Cuando llegas a Aranjuez, te recibe un viento que despeina hasta el último de tus cabellos. Las palomas te observan desde los techos, y solo de vez en cuando alzan vuelo para cambiar su posadero. Hay mucha loma, mucha gente bonita, muchas historias por contar y ser escuchadas.



De ahí es Jennifer, “una hija de la Nororiental”, como ella misma se denomina. Es la hija mayor de dos papás muy jóvenes, que siempre le enseñaron a ayudarse ayudando a los otros. Sembrar lombrices, pintar el barrio, jugar en la cancha e intervenir el territorio, son solo algunos de los primeros momentos que recuerda en su incursión por el trabajo comunitario, un trabajo impulsado desde su familia, una familia que hizo parte de la construcción de la comuna y que siempre ha creído fielmente en la transformación social como un arma para combatir la violencia y los sucesos dolorosos que han atravesado a Medellín por muchos años.
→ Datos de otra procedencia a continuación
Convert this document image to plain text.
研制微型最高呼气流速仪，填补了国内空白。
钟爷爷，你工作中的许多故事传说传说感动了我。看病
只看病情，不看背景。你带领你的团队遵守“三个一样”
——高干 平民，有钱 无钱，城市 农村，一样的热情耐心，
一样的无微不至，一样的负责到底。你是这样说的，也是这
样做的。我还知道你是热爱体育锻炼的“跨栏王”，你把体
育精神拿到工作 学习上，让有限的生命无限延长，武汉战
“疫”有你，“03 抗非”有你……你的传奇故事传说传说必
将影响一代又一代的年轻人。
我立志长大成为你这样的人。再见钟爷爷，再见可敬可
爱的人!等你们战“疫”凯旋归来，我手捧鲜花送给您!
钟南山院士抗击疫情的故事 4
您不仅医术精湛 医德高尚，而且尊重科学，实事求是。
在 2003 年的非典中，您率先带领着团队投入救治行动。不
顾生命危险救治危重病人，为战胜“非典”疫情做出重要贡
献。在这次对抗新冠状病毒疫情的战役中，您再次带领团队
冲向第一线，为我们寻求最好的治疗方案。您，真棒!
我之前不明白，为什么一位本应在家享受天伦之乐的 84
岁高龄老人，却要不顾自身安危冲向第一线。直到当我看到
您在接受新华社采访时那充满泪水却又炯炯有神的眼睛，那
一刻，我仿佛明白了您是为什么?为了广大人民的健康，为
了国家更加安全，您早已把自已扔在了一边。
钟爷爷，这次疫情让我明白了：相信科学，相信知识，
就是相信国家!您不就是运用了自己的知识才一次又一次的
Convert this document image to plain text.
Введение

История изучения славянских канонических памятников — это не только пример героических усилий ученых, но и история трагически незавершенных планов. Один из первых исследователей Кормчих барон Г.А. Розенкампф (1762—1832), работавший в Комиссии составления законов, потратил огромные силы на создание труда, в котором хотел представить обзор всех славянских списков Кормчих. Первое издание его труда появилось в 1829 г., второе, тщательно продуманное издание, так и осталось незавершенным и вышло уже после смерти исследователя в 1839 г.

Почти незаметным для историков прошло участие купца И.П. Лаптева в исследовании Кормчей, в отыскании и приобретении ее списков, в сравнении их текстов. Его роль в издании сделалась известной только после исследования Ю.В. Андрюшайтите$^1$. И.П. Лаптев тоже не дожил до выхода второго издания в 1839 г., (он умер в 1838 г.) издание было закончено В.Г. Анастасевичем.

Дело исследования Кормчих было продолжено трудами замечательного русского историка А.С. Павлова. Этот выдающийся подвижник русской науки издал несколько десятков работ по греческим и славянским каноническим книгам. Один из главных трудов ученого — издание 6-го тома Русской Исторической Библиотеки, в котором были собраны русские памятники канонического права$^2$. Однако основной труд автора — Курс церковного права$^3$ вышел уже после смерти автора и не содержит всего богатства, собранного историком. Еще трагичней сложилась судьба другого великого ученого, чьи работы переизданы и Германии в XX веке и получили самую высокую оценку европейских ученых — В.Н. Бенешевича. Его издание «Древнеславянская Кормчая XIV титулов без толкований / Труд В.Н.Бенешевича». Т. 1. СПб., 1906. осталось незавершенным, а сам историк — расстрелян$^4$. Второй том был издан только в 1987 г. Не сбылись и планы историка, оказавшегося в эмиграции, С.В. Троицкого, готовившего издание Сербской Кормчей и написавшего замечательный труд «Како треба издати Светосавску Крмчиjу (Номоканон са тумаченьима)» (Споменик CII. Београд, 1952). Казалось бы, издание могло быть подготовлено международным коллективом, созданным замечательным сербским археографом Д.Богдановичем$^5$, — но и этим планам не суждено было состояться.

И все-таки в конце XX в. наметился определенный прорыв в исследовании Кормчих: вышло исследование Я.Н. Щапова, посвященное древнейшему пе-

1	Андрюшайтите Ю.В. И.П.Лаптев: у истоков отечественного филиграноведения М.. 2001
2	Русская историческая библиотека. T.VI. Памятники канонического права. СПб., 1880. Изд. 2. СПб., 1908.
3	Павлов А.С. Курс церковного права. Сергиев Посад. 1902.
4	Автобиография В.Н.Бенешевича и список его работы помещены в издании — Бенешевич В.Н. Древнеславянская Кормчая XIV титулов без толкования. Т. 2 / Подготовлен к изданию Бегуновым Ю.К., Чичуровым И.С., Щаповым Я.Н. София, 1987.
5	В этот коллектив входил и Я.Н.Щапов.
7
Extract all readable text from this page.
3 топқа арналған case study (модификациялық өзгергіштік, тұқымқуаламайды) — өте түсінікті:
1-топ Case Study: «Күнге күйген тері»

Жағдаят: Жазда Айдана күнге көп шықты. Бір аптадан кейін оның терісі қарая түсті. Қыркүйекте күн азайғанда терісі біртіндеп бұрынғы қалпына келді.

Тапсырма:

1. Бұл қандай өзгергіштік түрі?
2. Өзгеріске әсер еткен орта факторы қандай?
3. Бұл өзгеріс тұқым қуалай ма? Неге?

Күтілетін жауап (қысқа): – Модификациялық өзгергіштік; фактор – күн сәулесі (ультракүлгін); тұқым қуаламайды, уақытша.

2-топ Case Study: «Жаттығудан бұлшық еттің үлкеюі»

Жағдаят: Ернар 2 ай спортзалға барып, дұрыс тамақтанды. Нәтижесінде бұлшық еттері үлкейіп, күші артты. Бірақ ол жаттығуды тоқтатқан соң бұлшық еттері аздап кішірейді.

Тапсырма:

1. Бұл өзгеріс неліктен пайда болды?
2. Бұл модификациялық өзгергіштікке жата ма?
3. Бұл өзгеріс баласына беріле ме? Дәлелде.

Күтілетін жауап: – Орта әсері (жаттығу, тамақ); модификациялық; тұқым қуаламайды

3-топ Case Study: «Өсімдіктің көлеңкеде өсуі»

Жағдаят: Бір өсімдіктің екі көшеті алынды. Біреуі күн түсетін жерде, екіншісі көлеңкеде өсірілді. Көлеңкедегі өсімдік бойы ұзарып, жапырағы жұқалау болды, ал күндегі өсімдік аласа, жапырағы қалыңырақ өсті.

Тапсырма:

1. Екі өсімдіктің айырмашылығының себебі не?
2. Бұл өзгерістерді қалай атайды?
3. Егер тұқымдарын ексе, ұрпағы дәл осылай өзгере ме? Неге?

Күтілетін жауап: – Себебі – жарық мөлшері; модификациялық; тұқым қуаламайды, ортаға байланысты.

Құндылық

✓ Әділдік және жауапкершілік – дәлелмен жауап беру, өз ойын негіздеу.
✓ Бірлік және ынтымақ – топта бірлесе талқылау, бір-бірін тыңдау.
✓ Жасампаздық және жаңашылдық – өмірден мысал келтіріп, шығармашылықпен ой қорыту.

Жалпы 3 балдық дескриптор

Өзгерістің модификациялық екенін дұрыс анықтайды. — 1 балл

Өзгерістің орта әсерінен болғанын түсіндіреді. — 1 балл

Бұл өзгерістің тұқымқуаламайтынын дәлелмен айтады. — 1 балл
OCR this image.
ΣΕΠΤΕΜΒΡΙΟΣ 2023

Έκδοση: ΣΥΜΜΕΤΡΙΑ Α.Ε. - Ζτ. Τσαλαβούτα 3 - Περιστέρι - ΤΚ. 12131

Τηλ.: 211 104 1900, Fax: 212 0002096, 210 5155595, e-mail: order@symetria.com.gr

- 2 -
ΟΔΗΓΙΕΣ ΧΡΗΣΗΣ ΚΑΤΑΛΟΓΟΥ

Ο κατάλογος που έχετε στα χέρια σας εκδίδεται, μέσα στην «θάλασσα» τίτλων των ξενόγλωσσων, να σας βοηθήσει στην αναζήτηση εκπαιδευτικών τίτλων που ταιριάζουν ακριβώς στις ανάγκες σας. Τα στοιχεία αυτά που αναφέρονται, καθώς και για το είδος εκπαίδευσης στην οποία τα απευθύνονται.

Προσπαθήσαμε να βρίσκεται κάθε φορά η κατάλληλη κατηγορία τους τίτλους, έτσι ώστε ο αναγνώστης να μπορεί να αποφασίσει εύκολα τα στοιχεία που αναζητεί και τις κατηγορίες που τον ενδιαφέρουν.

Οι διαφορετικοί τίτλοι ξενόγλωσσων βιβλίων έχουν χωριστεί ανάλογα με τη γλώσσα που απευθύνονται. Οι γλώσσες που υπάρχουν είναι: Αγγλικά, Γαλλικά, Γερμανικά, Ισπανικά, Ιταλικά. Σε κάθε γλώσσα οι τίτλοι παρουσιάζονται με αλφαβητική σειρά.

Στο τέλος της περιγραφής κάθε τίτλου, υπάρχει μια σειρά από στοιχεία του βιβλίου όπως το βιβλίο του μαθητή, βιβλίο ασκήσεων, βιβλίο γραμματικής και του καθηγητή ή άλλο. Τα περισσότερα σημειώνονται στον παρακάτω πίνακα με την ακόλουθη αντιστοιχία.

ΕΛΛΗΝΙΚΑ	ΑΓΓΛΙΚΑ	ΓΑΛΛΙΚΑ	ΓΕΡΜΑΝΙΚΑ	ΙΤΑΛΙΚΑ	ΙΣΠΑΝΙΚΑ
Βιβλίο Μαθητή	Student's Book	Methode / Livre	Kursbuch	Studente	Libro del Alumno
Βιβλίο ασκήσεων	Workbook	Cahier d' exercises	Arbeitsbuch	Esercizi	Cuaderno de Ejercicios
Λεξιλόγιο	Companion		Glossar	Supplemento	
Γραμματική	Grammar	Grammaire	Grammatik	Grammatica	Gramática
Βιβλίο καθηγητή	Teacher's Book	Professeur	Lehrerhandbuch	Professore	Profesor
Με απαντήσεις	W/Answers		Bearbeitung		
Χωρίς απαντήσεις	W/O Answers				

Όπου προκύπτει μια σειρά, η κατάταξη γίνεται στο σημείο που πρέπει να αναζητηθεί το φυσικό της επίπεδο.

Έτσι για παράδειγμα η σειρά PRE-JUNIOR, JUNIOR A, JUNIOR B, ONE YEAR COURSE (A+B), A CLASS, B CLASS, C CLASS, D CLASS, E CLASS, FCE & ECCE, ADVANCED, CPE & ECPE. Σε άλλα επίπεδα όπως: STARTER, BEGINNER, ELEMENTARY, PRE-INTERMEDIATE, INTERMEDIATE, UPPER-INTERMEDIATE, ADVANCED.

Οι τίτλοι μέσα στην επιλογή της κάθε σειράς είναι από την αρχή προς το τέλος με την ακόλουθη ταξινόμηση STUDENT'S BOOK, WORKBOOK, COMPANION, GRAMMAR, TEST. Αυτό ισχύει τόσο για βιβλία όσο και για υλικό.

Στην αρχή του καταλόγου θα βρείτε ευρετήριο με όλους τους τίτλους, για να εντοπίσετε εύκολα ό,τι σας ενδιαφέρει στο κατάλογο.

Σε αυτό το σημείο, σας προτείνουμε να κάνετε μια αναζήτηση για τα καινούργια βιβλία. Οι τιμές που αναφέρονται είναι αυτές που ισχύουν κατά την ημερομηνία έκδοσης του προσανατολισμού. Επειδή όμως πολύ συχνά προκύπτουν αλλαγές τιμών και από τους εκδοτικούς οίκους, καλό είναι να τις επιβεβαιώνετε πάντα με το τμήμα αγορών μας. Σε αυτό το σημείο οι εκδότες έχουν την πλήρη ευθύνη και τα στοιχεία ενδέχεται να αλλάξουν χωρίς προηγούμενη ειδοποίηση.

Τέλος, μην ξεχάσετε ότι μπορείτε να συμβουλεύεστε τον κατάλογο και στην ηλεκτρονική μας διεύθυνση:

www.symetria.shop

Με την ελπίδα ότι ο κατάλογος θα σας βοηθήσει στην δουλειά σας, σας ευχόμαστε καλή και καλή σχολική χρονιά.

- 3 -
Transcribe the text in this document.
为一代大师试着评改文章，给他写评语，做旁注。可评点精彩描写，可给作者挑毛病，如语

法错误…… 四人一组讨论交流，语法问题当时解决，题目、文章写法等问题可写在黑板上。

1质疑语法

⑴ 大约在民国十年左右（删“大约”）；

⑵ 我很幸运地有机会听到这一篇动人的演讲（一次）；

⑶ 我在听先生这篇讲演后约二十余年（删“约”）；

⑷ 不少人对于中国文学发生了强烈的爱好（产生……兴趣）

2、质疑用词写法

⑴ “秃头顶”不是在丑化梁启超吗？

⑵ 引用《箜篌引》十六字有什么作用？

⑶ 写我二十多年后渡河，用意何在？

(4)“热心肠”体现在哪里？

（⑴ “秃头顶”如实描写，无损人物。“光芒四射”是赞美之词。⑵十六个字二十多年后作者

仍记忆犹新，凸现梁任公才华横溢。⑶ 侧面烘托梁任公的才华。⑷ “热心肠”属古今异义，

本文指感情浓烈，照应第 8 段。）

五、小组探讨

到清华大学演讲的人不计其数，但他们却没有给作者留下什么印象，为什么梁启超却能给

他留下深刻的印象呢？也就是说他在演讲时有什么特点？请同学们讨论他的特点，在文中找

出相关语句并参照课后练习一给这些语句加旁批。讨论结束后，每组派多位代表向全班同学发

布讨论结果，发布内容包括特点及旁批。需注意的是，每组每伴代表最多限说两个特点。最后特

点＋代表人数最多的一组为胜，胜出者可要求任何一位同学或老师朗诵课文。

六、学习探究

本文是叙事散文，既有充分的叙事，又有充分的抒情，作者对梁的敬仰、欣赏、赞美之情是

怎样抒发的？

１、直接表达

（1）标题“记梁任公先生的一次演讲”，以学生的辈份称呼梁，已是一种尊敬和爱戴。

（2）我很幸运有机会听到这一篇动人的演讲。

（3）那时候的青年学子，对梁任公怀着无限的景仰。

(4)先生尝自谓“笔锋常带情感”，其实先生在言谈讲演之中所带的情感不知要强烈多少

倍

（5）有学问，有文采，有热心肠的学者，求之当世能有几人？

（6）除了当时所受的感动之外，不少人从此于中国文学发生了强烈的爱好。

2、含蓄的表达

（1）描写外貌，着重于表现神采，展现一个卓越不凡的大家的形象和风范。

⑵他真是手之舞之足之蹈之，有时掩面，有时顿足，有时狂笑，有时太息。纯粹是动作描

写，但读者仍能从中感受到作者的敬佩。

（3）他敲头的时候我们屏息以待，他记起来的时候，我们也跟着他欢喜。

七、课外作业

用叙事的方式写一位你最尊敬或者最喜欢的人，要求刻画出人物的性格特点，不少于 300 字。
A Jennifer da gusto escucharla hablar, su serenidad al conversar trae un hilo de historias y razones con mucho peso, que cuentan quién es y porque ha llegado hasta aquí. No le cuesta recordarse jugando en el patio de la casa entre la arena que vendía su abuelo, la misma que, nos cuenta, significaba un esfuerzo grande ya que se debían ir al río por ella. Ese proceso de recolección era el mismo que unía la familia, unos traían, otros vendían y los más pequeños solo jugaban con ella.